I recently received two letters from my son’s nursery informing me, on two separate occasions, that he’s been “bitten” – but that he’s “fine”.
And he is fine, he really is. Despite a full set of teeth marks in the centre of his back, and the same on his left arm, which I’m told were received because he was squabbling with another child over a toy. Standard.
What is perhaps less standard is my three-year-old’s interpretation of what happened to him. When I asked him about it, his eyes grew wide and serious. “Yes,” he nodded. “He was trying to EAT me.”
Apparently, biting is on the rise – 27% of nursery workers say they have seen an increase in young children biting, according to a poll by Day Nurseries.
More than three in five of those questioned said they often have to deal with children biting in their nurseries – and they suggest too much time in front of screens, as well as pressures on mums and dads, could be why.
Now, while I suspect the child who bit my son – whose identity remains unknown, because nursery staff are understandably reluctant to ‘dob in the biter’ – probably wasn’t using my child as a mid-morning snack, one nursery chain has come up with a novel way to deal with typical toddler frustrations.
Tops Day Nurseries, a chain of 30 centres in the south of England, has introduced “biting boxes” to distract children, filled with chewable rubber toys and teethers.
“The children learn that, if they get the sudden desire to bite, they can select a teething toy or similar to bite on to release the urge,” operations director, Amy Alderson, explained. “Mother nature intended us to find biting a pleasurable activity, hence the popularity of chewing gum.”
Alderson said they don’t want to ignore the fact that children are biting, and they make sure the kids learn it’s not acceptable and it hurts others.
In my view, it’s a brilliant idea. I clearly remember those feelings of frustration as a child. When I couldn’t do my homework, was having trouble with a friend at school, or simply when I felt chock-full of hormones, I used to bite down on the corner of my wooden desk to release some of that adrenaline. But of course, children need to learn that biting one another is not okay.
So what can we do it if our child bites – or, in my situation – someone bites them?

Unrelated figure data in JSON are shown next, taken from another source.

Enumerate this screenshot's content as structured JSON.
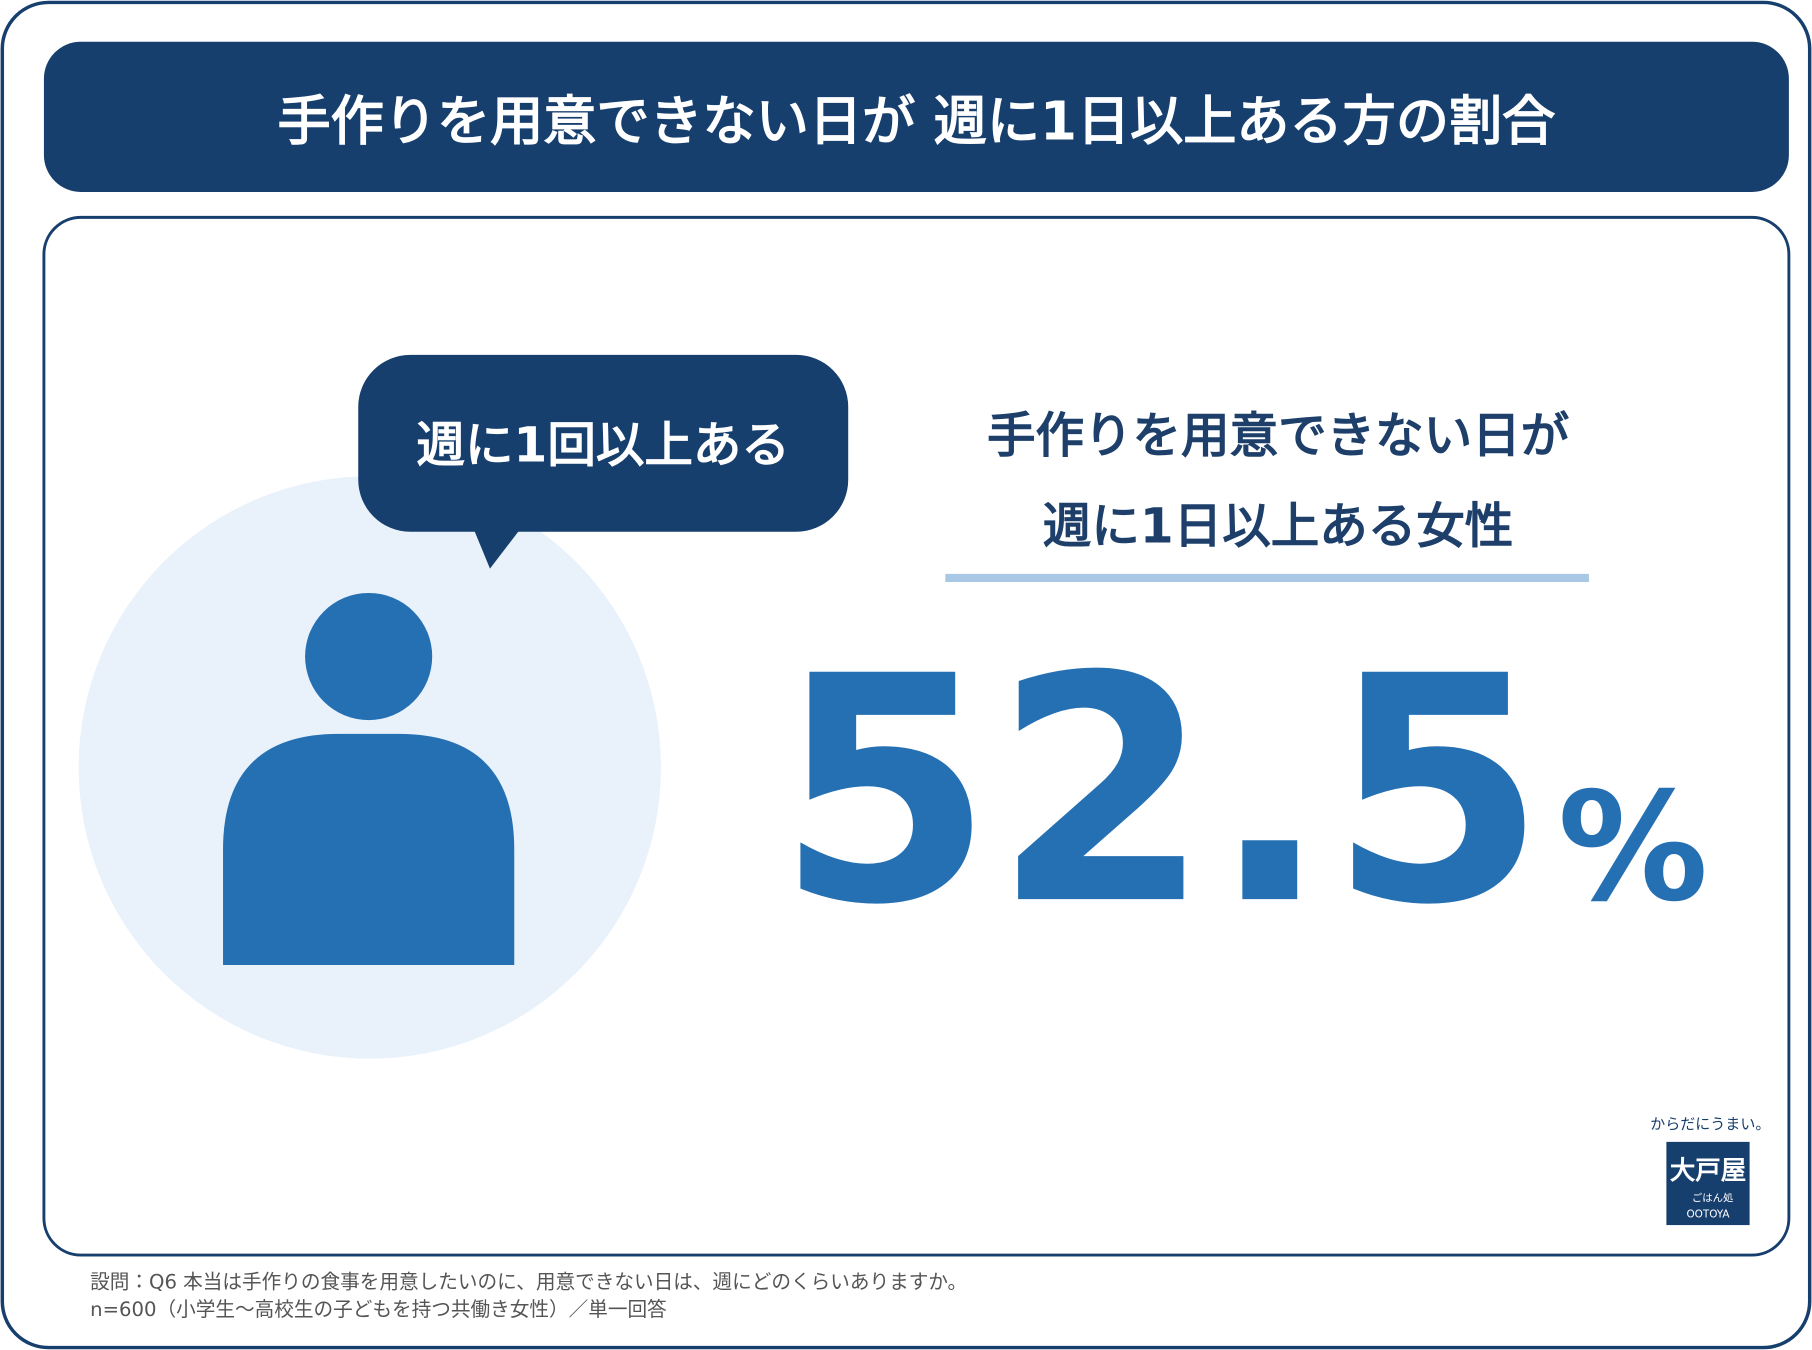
{
  "header": {
    "title": "手作りを用意できない日が 週に1日以上ある方の割合"
  },
  "bubble": {
    "label": "週に1回以上ある"
  },
  "headline": {
    "lines": [
      "手作りを用意できない日が",
      "週に1日以上ある女性"
    ]
  },
  "stat": {
    "value": 52.5,
    "unit": "%"
  },
  "logo": {
    "tagline": "からだにうまい。",
    "brand": "大戸屋",
    "subtitle": "ごはん処",
    "roman": "OOTOYA"
  },
  "footnote": {
    "lines": [
      "設問：Q6 本当は手作りの食事を用意したいのに、用意できない日は、週にどのくらいありますか。",
      "n=600（小学生～高校生の子どもを持つ共働き女性）／単一回答"
    ]
  }
}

Fiona Bland, from the National Day Nurseries Association, said it’s important to remember it can be a “normal part of development”. It may be a way of expressing anger, fear or frustration, she said, before the child has the vocabulary to express their emotions properly. Or, it could be a way to gain attention.
Some children may bite as a form of natural curiosity – simply to see what happens. And others may do it in stressful or anxious situations, to relieve those uncomfortable feelings.

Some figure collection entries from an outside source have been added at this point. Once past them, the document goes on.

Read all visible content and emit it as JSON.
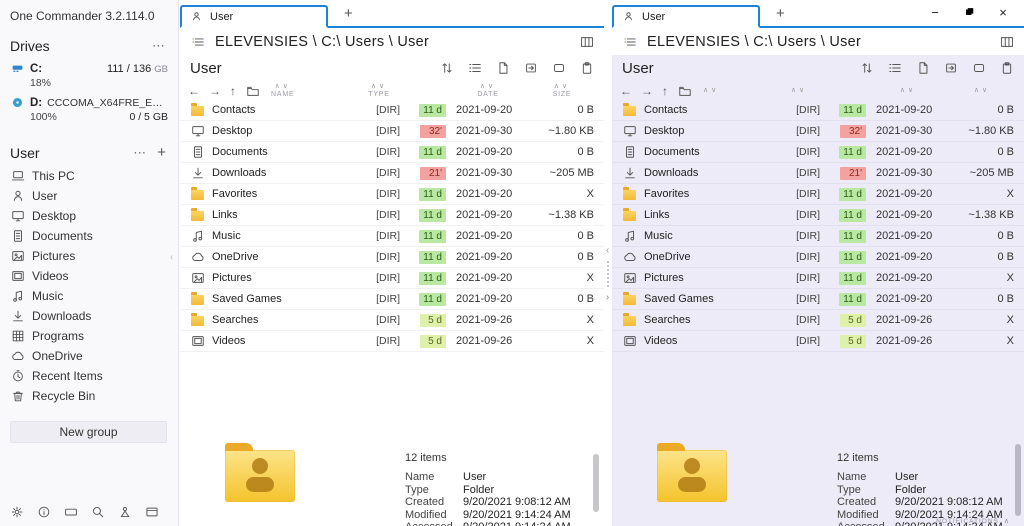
{
  "app_title": "One Commander 3.2.114.0",
  "sidebar": {
    "drives_header": "Drives",
    "drives": [
      {
        "icon": "hdd",
        "letter": "C:",
        "volume": "",
        "used_percent": "18%",
        "capacity": "111 / 136",
        "unit": "GB"
      },
      {
        "icon": "disc",
        "letter": "D:",
        "volume": "CCCOMA_X64FRE_EN-U...",
        "used_percent": "100%",
        "capacity": "0 / 5",
        "unit": "GB"
      }
    ],
    "group_header": "User",
    "items": [
      {
        "icon": "laptop",
        "label": "This PC"
      },
      {
        "icon": "person",
        "label": "User"
      },
      {
        "icon": "desktop",
        "label": "Desktop"
      },
      {
        "icon": "document",
        "label": "Documents"
      },
      {
        "icon": "picture",
        "label": "Pictures"
      },
      {
        "icon": "video",
        "label": "Videos"
      },
      {
        "icon": "music",
        "label": "Music"
      },
      {
        "icon": "download",
        "label": "Downloads"
      },
      {
        "icon": "grid",
        "label": "Programs"
      },
      {
        "icon": "cloud",
        "label": "OneDrive"
      },
      {
        "icon": "clock",
        "label": "Recent Items"
      },
      {
        "icon": "trash",
        "label": "Recycle Bin"
      }
    ],
    "new_group_label": "New group",
    "bottom_icons": [
      "settings",
      "info",
      "console",
      "search",
      "user-tools",
      "window-layout"
    ]
  },
  "pane": {
    "tab_label": "User",
    "breadcrumb": "ELEVENSIES \\ C:\\ Users \\ User",
    "title": "User",
    "toolbar_icons": [
      "sort",
      "group-list",
      "new-file",
      "move-into-folder",
      "tag",
      "clipboard"
    ],
    "columns": [
      "NAME",
      "TYPE",
      "DATE",
      "SIZE"
    ],
    "item_count": "12 items",
    "details": [
      [
        "Name",
        "User"
      ],
      [
        "Type",
        "Folder"
      ],
      [
        "Created",
        "9/20/2021 9:08:12 AM"
      ],
      [
        "Modified",
        "9/20/2021 9:14:24 AM"
      ],
      [
        "Accessed",
        "9/20/2021 9:14:24 AM"
      ]
    ]
  },
  "files": [
    {
      "icon": "folder",
      "name": "Contacts",
      "type": "[DIR]",
      "age": "11 d",
      "age_level": "green",
      "date": "2021-09-20",
      "size": "0 B"
    },
    {
      "icon": "desktop",
      "name": "Desktop",
      "type": "[DIR]",
      "age": "32'",
      "age_level": "red",
      "date": "2021-09-30",
      "size": "~1.80 KB"
    },
    {
      "icon": "document",
      "name": "Documents",
      "type": "[DIR]",
      "age": "11 d",
      "age_level": "green",
      "date": "2021-09-20",
      "size": "0 B"
    },
    {
      "icon": "download",
      "name": "Downloads",
      "type": "[DIR]",
      "age": "21'",
      "age_level": "red",
      "date": "2021-09-30",
      "size": "~205 MB"
    },
    {
      "icon": "folder",
      "name": "Favorites",
      "type": "[DIR]",
      "age": "11 d",
      "age_level": "green",
      "date": "2021-09-20",
      "size": "X"
    },
    {
      "icon": "folder",
      "name": "Links",
      "type": "[DIR]",
      "age": "11 d",
      "age_level": "green",
      "date": "2021-09-20",
      "size": "~1.38 KB"
    },
    {
      "icon": "music",
      "name": "Music",
      "type": "[DIR]",
      "age": "11 d",
      "age_level": "green",
      "date": "2021-09-20",
      "size": "0 B"
    },
    {
      "icon": "cloud",
      "name": "OneDrive",
      "type": "[DIR]",
      "age": "11 d",
      "age_level": "green",
      "date": "2021-09-20",
      "size": "0 B"
    },
    {
      "icon": "picture",
      "name": "Pictures",
      "type": "[DIR]",
      "age": "11 d",
      "age_level": "green",
      "date": "2021-09-20",
      "size": "X"
    },
    {
      "icon": "folder",
      "name": "Saved Games",
      "type": "[DIR]",
      "age": "11 d",
      "age_level": "green",
      "date": "2021-09-20",
      "size": "0 B"
    },
    {
      "icon": "folder",
      "name": "Searches",
      "type": "[DIR]",
      "age": "5 d",
      "age_level": "lime",
      "date": "2021-09-26",
      "size": "X"
    },
    {
      "icon": "video",
      "name": "Videos",
      "type": "[DIR]",
      "age": "5 d",
      "age_level": "lime",
      "date": "2021-09-26",
      "size": "X"
    }
  ],
  "right_pane": {
    "notifications_label": "NOTIFICATIONS"
  },
  "colors": {
    "accent": "#1b83d8",
    "right_pane_bg": "#edebf7",
    "badge_green_bg": "#b9e8a3",
    "badge_red_bg": "#f2a3a0",
    "badge_lime_bg": "#def0aa",
    "folder_gold": "#f5c32c"
  }
}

Bland said it’s important to have clear strategies in place to minimise incidents of biting. Rather than excluding or punishing a child, find out why they did it – and what they’re trying to communicate.
Nursery workers, as well as parents, should gather as much information about the incident. It might be helpful, Bland suggested, to ask these four questions alongside a nursery worker to work out why it’s happening.
Does it tend to happen at specific times of the day e.g. lunch time?
Are they arguing over a precious object such as a favoured toy?
Is the child seeking some oral stimulation?
Is the child unable to verbalise their feelings?